DNA-Encoded Library Technology (DEL)
DNA-encoded library technology (DELT) refers to the synthesis of a huge-scale compound library by combining a large number of chemical molecular building blocks. Each building block corresponds to a unique DNA code, similar to a barcode. Correspondingly, a compound synthesized from multiple building blocks also has a unique barcode, which is generated by the combination of the codes of all building blocks in the compound. According to this principle, DEL technology can be applied to database construction and drug screening. DEL technology is one of the emerging small-molecule drug screening technologies in recent years. Since it was proposed in 1992, the technology has gradually moved to the industrial world and has been favored by major multinational pharmaceutical companies. DEL technology has also become one of the main method for compound screening due to its large library capacity and fast screening speed. The construction strategies of DNA coding compound library mainly include: DNA recording synthesis method, DNA template method, DNA routing synthesis method, ESAC synthesis method and so on.
Gene Editing Technology
Gene editing technology is a classic and commonly used molecular biology technology, which is widely used in drug development, gene therapy, basic research, and diagnostic technology development.

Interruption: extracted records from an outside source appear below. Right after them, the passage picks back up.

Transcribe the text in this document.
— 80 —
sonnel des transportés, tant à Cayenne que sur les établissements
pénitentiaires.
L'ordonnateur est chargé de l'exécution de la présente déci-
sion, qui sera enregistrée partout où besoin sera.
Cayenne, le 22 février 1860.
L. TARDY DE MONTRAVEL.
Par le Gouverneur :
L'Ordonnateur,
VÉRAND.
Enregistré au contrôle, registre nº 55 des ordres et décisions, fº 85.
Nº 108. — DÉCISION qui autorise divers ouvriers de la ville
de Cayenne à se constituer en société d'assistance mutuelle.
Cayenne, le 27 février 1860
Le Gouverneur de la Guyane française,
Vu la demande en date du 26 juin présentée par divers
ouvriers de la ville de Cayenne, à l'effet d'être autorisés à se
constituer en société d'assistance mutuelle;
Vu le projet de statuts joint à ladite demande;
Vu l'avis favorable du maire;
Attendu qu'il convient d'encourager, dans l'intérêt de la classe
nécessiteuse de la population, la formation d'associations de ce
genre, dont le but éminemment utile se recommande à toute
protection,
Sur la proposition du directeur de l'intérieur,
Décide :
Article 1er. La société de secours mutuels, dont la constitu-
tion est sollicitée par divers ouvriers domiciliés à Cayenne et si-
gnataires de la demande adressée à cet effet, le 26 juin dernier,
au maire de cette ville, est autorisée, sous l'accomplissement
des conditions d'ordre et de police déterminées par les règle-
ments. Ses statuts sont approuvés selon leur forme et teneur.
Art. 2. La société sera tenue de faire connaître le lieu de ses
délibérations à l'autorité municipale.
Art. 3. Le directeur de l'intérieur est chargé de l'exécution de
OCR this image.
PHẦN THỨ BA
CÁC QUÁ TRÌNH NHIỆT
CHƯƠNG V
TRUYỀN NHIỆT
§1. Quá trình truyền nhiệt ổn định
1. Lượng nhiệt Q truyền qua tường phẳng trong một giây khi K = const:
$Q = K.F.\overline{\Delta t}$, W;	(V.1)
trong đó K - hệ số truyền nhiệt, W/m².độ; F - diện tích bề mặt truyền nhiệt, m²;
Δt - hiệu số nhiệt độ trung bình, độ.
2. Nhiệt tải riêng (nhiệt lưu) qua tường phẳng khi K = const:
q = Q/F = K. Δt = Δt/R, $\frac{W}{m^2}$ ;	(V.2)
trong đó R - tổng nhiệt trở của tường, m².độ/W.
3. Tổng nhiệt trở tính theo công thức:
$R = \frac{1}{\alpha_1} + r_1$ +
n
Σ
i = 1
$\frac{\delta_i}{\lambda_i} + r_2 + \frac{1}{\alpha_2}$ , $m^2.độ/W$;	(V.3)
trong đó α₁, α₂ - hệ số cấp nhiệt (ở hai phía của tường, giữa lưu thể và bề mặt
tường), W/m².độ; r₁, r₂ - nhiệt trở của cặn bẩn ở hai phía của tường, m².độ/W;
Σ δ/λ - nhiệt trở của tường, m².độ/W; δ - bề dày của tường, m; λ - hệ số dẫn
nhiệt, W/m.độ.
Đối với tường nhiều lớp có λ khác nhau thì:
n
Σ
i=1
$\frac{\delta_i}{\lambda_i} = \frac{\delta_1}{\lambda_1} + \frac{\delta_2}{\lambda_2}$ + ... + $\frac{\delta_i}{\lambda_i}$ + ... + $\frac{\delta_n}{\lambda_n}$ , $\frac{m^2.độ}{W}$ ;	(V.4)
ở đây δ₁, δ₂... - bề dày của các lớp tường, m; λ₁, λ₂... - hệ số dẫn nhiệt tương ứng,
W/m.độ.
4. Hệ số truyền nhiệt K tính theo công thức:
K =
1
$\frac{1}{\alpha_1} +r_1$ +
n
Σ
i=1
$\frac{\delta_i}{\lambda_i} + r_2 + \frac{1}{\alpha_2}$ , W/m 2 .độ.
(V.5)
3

The core of gene editing technology is to modify genomic DNA through programmed artificial nucleases. For the development of small molecule drugs, gene editing can solve pre-clinical evaluation systems, new target discovery, and drug resistance issues through gene knock-in, gene knock-out, base switching.
Gene editing technology can provide a preclinical screening platform for small molecule drug research and development. It can edit target genes at the genome level, and can highly simulate disease mechanisms and progress, greatly simplifying the modeling process and shortening the modeling cycle. Gene editing technology provides more practical cell and animal models for the development of small molecule drugs. Examples of this type are widely used in metabolic diseases and the central nervous system. In addition, gene editing technology can be used to screen drug targets on a large scale.
Artificial Intelligence (AI) Technology
In recent years, with the continuous maturity of artificial intelligence (AI) technology, artificial intelligence has been found in the target site, the discovery of hit compounds and lead compounds, the design of drug molecular synthesis routes, the establishment of disease models, and the discovery of new indications. Helping the research and development of new drugs in many other aspects will greatly improve the research and development efficiency of new drugs.